Web application firewalls (WAF) are the traditional line of defense against web application attacks. A WAF continuously inspects web traffic between users and applications to identify attempts to exploit vulnerabilities in the applications. WAFs use rules engines to compare every web request against a list of pre-configured rules, which are typically tuned for the applications being protected. Because of this design, WAFs require significant management overhead in order to maximize the amount of protection afforded as well as maintain it over time.
“Web application firewalls are very complex solutions, and a lot of organizations underestimate the time and resources required to maintain them,” said Shen. “They require constant care and feeding to remain effective.”
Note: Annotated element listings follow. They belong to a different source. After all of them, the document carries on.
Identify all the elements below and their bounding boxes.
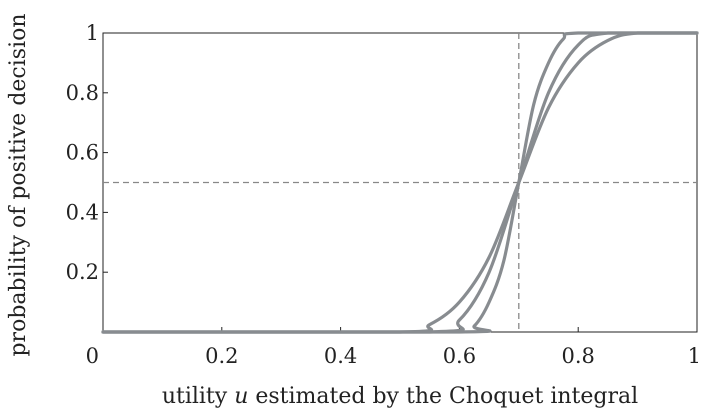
x-tick-label: 0.4 — [324, 344, 357, 368]
y-tick-label: 0.6 — [66, 141, 99, 165]
y-tick-label: 0.8 — [66, 81, 99, 105]
y-tick-label: 0.2 — [66, 260, 99, 284]
x-tick-label: 0.8 — [561, 344, 594, 368]
y-axis-label: probability of positive decision — [6, 13, 31, 356]
x-tick-label: 0.2 — [205, 344, 238, 368]
x-tick-label: 1 — [688, 344, 701, 368]
x-tick-labels: 0 0.2 0.4 0.6 0.8 1 — [86, 344, 701, 368]
y-tick-label: 1 — [86, 21, 99, 45]
x-tick-label: 0 — [86, 344, 99, 368]
y-tick-labels: 0.2 0.4 0.6 0.8 1 — [66, 21, 99, 284]
y-tick-label: 0.4 — [66, 200, 99, 224]
x-axis-label: utility u estimated by the Choquet integ… — [162, 384, 638, 409]
x-tick-label: 0.6 — [443, 344, 476, 368]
Often an organization will install an on-premise WAF, configure it once and then ignore it. That won’t work, according to Shen. “Even if no new attack vectors have been introduced, your applications change,” he said. “You need to be aware of how application updates affect your WAF configuration and adjust accordingly.”
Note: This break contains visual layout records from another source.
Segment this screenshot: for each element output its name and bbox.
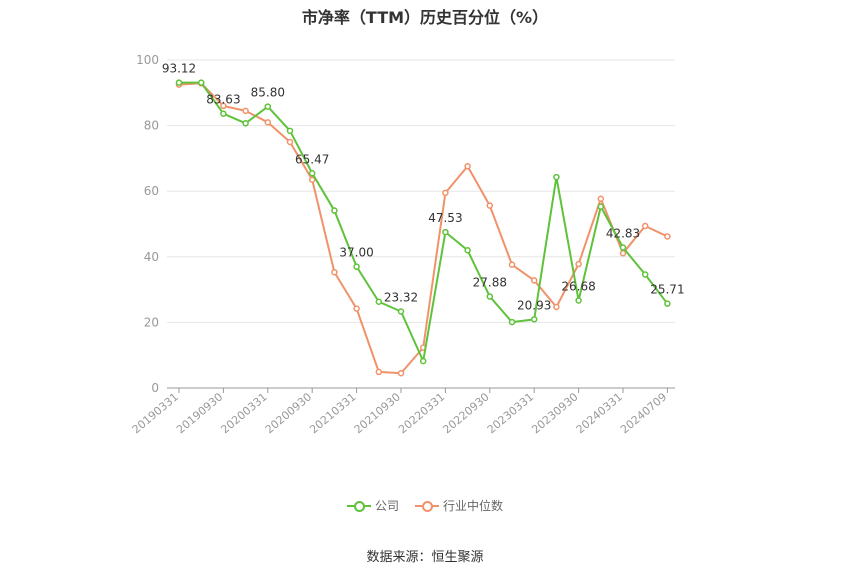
data-point	[597, 203, 605, 210]
data-point	[664, 300, 671, 307]
legend-company-label: 公司	[374, 499, 399, 513]
data-point	[197, 79, 205, 86]
data-point	[264, 119, 272, 126]
legend-company-marker-icon	[346, 499, 371, 513]
series-line	[178, 82, 668, 375]
x-tick-label: 20190930	[174, 390, 225, 436]
x-tick-label: 20220930	[440, 390, 491, 436]
data-point	[508, 318, 516, 326]
data-point	[220, 102, 227, 110]
x-tick-label: 20200930	[263, 390, 314, 436]
data-label: 37.00	[339, 246, 373, 260]
series-line	[178, 81, 669, 363]
data-label: 65.47	[295, 152, 329, 166]
chart-title: 市净率（TTM）历史百分位（%）	[301, 8, 549, 27]
data-point	[419, 357, 427, 365]
data-point	[442, 189, 449, 197]
legend-item-company[interactable]: 公司	[346, 497, 399, 514]
plot-area: 0 20 40 60 80 100 2019033120190930202003312020…	[130, 53, 685, 436]
data-point	[486, 293, 494, 300]
data-point	[464, 163, 471, 170]
data-point	[619, 244, 627, 251]
x-tick-label: 20230331	[485, 390, 536, 436]
y-tick-label: 40	[144, 250, 159, 264]
data-point	[575, 260, 582, 268]
data-point	[375, 298, 383, 305]
data-point	[530, 316, 538, 323]
data-point	[664, 233, 671, 240]
x-tick-label: 20220331	[396, 390, 447, 436]
data-point	[264, 103, 272, 110]
data-label: 93.12	[162, 62, 196, 76]
y-tick-label: 100	[136, 53, 159, 67]
data-point	[641, 222, 649, 230]
data-label: 83.63	[206, 93, 240, 107]
data-point	[375, 368, 383, 376]
data-label: 42.83	[606, 227, 640, 241]
data-point	[331, 207, 338, 214]
data-point	[331, 268, 338, 276]
data-point	[530, 277, 538, 284]
x-tick-label: 20190331	[130, 390, 181, 436]
data-point	[575, 297, 582, 304]
source-note: 数据来源：恒生聚源	[366, 550, 484, 565]
data-point	[220, 110, 227, 117]
y-tick-label: 60	[144, 184, 159, 198]
data-point	[353, 305, 360, 312]
data-point	[641, 271, 649, 278]
data-point	[442, 228, 449, 236]
x-tick-label: 20210930	[352, 390, 403, 436]
data-point	[553, 303, 560, 311]
legend-industry-marker-icon	[415, 499, 439, 513]
x-tick-label: 20200331	[218, 390, 269, 436]
data-point	[397, 369, 405, 377]
data-point	[464, 246, 471, 254]
legend: 公司 行业中位数	[0, 497, 850, 514]
legend-item-industry-median[interactable]: 行业中位数	[415, 497, 503, 514]
x-tick-label: 20230930	[529, 390, 580, 436]
data-point	[308, 176, 316, 183]
x-tick-label: 20240709	[618, 390, 669, 436]
data-point	[286, 138, 294, 146]
data-point	[286, 127, 294, 135]
data-label: 20.93	[517, 298, 551, 312]
data-point	[175, 79, 183, 86]
data-label: 47.53	[428, 211, 462, 225]
y-tick-label: 0	[151, 381, 159, 395]
data-point	[242, 107, 249, 115]
data-label: 85.80	[251, 86, 285, 100]
y-tick-label: 20	[144, 315, 159, 329]
data-label: 23.32	[384, 291, 418, 305]
data-point	[619, 249, 627, 257]
data-point	[553, 173, 560, 181]
data-point	[597, 195, 605, 202]
x-tick-label: 20240331	[574, 390, 625, 436]
data-point	[508, 261, 516, 268]
data-point	[397, 308, 405, 315]
data-point	[353, 263, 360, 270]
legend-industry-label: 行业中位数	[443, 499, 504, 513]
data-label: 26.68	[561, 279, 595, 293]
data-point	[308, 170, 316, 177]
data-label: 25.71	[650, 283, 684, 297]
y-tick-label: 80	[144, 119, 159, 133]
data-label: 27.88	[473, 276, 507, 290]
data-point	[486, 202, 494, 209]
data-point	[242, 120, 249, 127]
x-tick-label: 20210331	[307, 390, 358, 436]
HIMSS Analytics recently conducted a survey to determine market activity around web-based application security. The survey revealed that while 61 percent of healthcare organizations use an on-premise WAF, only 21 percent have deployed a cloud-based WAF.8 The results are interesting because the difference matters: Cloud-based WAFs offer distinct advantages over hardware-based WAFs.
One advantage is that cloud-based WAFs are often packaged with a managed-services component. That is, the vendor partners with the client to ensure WAFs remain up-to-date with respect to emerging attack vectors and web application changes.
Cloud-based WAFs also offer the ability to scale as needed, without creating performance issues. “With appliance-based WAFs, you can have a situation where you create a conflict between the performance people, who run the applications, and the security people, who secure the data center,” said Shen. “Now you have conflicting motivations, and you may or may not pull out your WAF solution when traffic gets too high and you see an impact on performance.”
Cloud-based WAFs eliminate the conflict between application performance and WAF functionality. The cloudbased WAF still sits between the web and the organization’s applications, but the functionality resides in the cloud, rather than drawing on internal network resources.
“Cloud-based WAFs also have the advantage of intercepting malicious cyber activity at the edge of the internet,” said Shen. “Because the WAF resides in the cloud, discovered attack traffic can be deflected or dropped before it even touches the healthcare provider’s network or applications.”
“The bottom line is that the more difficult we make our systems to breach, the less likely it is that we will be a target,” Kim concluded. “The key is continued investment in the right people, the right organizational policies and the right technologies.”